Plot the histogram of resulting tokens counts in the processed datasets.

Plot the histogram of resulting tokens counts in the processed datasets.

#### NMF

Implement topic modeling with NMF (you can use `sklearn.decomposition.NMF`) and print out resulting topics. Try to change hyperparameters to better fit the dataset.

In [12]:
nmf = Nmf(corpus=corpus, \
          id2word=id2word,
          num_topics=3,
          random_state=42,
          chunksize=100)

doc_nmf = nmf[corpus]

In [13]:
coherence_nmf = CoherenceModel(model=nmf, \
    texts=topic_tokens, 
    dictionary=id2word,
    coherence='c_v')

npmi_nmf = CoherenceModel(model=nmf, \
    texts=topic_tokens, 
    dictionary=id2word,
    coherence='c_npmi')

print(f'Coherence score: {coherence_nmf.get_coherence()}')
print(f'NPMI score: {npmi_nmf.get_coherence()}')

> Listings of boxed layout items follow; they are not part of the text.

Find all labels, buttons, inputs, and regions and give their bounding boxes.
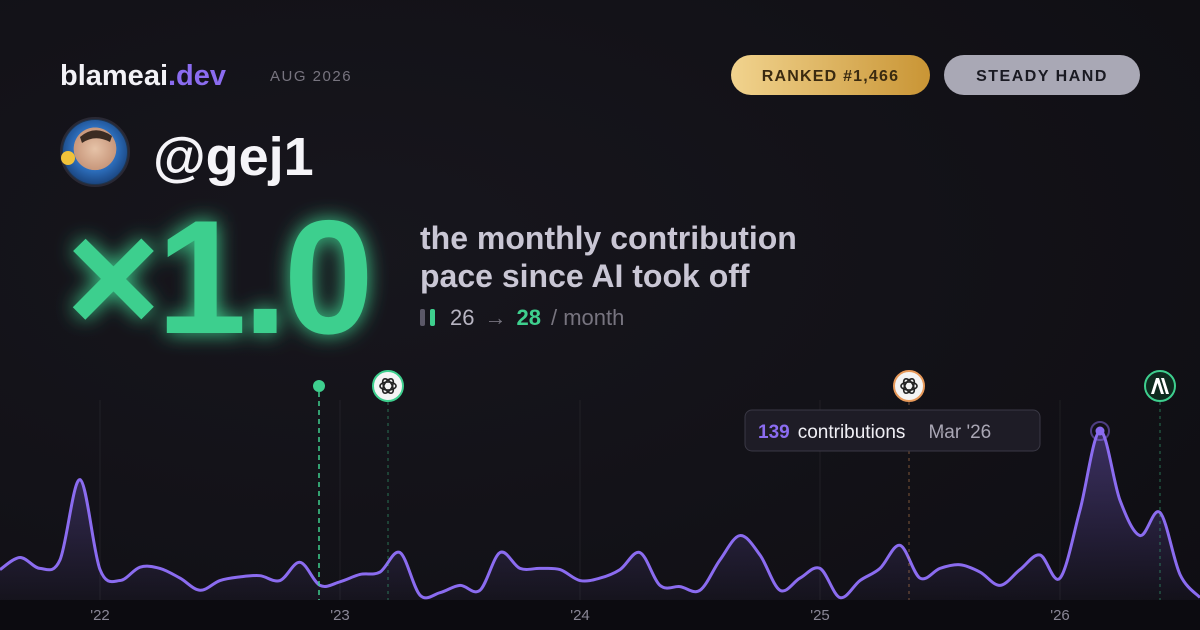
x-tick-label: '26 — [1050, 607, 1070, 624]
series-area — [0, 430, 1200, 600]
tooltip-label: contributions — [798, 422, 906, 443]
caption-line: pace since AI took off — [420, 258, 750, 294]
openai-icon — [893, 370, 925, 402]
tooltip: 139 contributions Mar '26 — [744, 409, 1041, 452]
tooltip-value: 139 — [758, 422, 790, 443]
tooltip-separator — [940, 430, 944, 434]
x-tick-label: '24 — [570, 607, 590, 624]
style-badge — [944, 55, 1140, 95]
pace-arrow: → — [484, 305, 506, 330]
caption-line: the monthly contribution — [420, 220, 797, 256]
openai-icon — [372, 370, 404, 402]
peak-ring — [1090, 421, 1110, 441]
x-axis: '22 '23 '24 '25 '26 — [90, 607, 1070, 624]
peak-point — [1095, 426, 1105, 436]
tooltip-box — [744, 409, 1041, 452]
pace-unit: / month — [551, 305, 624, 330]
tooltip-date: Mar '26 — [928, 422, 991, 443]
pace-before: 26 — [450, 305, 474, 330]
series-layer — [0, 429, 1200, 600]
handle: @gej1 — [153, 127, 314, 187]
x-axis-band — [0, 600, 1200, 630]
brand-name: blameai — [60, 60, 168, 92]
pace-icon — [430, 309, 435, 326]
brand: blameai.dev — [60, 60, 226, 92]
avatar — [60, 117, 130, 187]
anthropic-icon — [1144, 370, 1176, 402]
series-line — [0, 429, 1200, 600]
pace-line: 26 → 28 / month — [450, 305, 624, 330]
rank-badge-text: RANKED #1,466 — [762, 68, 899, 85]
pace-after: 28 — [516, 305, 540, 330]
style-badge-text: STEADY HAND — [976, 68, 1108, 85]
multiplier: ×1.0 — [66, 187, 370, 368]
x-tick-label: '22 — [90, 607, 110, 624]
brand-suffix: .dev — [168, 60, 226, 92]
x-tick-label: '25 — [810, 607, 830, 624]
tooltip-text: 139 contributions Mar '26 — [758, 422, 991, 443]
pace-icon — [420, 309, 425, 326]
period: AUG 2026 — [270, 68, 352, 85]
event-markers — [313, 370, 1176, 600]
event-dot — [313, 380, 325, 392]
rank-badge — [731, 55, 930, 95]
x-tick-label: '23 — [330, 607, 350, 624]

Coherence score: 0.8155339729623563
NPMI score: -0.14625867874115356


#### LDA

Implement topic modeling with LDA (you can use gensim implementation) and print out resulting topics. Try to change hyperparameters to better fit the dataset.

In [14]:
lda = LdaModel(corpus=corpus, \
    id2word=id2word, 
    num_topics=3,
    random_state=42,
    update_every=1,
    chunksize=100,
    passes=10,
    alpha='auto',
    per_word_topics=True)

doc_lda = lda[corpus]

In [15]:
coherence_lda = CoherenceModel(model=lda, \
    texts=topic_tokens, 
    dictionary=id2word,
    coherence='c_v')

npmi_lda = CoherenceModel(model=lda, \
    texts=topic_tokens, 
    dictionary=id2word,
    coherence='c_npmi')

print(f'Coherence score: {coherence_lda.get_coherence()}')
print(f'NPMI score: {npmi_lda.get_coherence()}')

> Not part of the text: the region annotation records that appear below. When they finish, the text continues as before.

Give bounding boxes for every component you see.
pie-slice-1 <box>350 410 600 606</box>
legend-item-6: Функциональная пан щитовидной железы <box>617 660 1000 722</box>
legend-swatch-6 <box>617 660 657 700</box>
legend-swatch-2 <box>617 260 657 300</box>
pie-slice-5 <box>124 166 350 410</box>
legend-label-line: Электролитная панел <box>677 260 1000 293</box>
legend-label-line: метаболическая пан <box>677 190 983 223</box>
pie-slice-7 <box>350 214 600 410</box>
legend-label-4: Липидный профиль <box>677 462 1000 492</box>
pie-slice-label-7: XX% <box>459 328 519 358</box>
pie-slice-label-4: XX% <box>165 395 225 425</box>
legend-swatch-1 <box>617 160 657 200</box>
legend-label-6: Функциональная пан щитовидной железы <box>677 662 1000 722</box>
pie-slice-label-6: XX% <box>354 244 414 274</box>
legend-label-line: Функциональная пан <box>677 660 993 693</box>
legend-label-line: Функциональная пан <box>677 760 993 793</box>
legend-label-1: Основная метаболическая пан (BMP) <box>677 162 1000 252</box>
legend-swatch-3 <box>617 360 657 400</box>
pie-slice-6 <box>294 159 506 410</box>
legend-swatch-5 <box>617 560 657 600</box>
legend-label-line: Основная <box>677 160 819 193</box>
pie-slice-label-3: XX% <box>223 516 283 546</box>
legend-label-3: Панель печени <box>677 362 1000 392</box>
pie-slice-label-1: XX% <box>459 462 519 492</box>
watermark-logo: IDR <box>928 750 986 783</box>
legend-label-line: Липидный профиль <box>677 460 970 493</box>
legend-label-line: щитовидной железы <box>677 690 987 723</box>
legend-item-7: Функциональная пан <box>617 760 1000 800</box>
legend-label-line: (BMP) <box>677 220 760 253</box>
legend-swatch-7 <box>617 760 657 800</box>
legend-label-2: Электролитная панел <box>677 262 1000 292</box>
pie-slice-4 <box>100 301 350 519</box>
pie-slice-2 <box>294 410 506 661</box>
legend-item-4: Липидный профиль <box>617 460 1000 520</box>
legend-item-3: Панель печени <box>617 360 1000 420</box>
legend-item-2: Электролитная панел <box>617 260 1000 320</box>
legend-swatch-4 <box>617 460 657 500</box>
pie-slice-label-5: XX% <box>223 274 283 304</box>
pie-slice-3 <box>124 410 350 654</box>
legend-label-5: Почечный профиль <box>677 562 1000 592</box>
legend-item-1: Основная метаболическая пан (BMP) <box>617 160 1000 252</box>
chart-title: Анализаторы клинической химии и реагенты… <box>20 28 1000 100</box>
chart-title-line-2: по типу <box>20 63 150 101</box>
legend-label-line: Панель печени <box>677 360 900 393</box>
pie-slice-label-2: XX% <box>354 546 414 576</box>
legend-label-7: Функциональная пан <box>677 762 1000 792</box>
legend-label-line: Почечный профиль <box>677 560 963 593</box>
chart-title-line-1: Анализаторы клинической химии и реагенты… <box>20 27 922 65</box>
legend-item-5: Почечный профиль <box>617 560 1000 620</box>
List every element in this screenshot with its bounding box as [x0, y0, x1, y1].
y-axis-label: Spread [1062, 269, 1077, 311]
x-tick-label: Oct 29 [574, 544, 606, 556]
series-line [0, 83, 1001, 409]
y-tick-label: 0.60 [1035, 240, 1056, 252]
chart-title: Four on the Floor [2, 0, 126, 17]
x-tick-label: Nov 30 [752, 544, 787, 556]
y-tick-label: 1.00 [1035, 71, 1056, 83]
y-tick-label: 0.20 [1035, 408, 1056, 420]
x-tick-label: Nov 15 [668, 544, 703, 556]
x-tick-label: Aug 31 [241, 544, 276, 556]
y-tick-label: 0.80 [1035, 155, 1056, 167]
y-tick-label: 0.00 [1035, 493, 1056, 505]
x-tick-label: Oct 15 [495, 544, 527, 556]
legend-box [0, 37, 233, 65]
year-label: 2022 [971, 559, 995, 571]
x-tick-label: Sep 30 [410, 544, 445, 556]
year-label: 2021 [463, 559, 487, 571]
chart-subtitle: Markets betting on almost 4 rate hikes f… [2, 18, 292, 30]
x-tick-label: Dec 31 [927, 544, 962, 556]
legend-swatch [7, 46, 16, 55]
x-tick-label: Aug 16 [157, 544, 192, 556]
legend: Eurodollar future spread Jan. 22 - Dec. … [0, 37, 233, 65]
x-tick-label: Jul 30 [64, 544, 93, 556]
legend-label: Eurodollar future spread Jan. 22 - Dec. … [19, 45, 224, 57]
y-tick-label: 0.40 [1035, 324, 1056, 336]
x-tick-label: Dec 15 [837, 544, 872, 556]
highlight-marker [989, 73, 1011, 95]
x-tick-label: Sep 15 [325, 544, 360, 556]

Coherence score: 0.7316938481186951
NPMI score: -0.03920549112979189


### Additive regularization of topic models 

Implement topic modeling with ARTM. You may use bigartm library (simple installation for linux: pip install bigartm) or TopicNet framework (`https://github.com/machine-intelligence-laboratory/TopicNet`)

Create artm topic model fit it to the data. Try to change hyperparameters (number of specific and background topics) to better fit the dataset. Play with smoothing and sparsing coefficients (use grid), try to add decorrelator. Print out resulting topics.

Write a function to convert new documents to topics probabilities vectors.

Calculate the quality scores for each model. Make a barplot to compare the quality.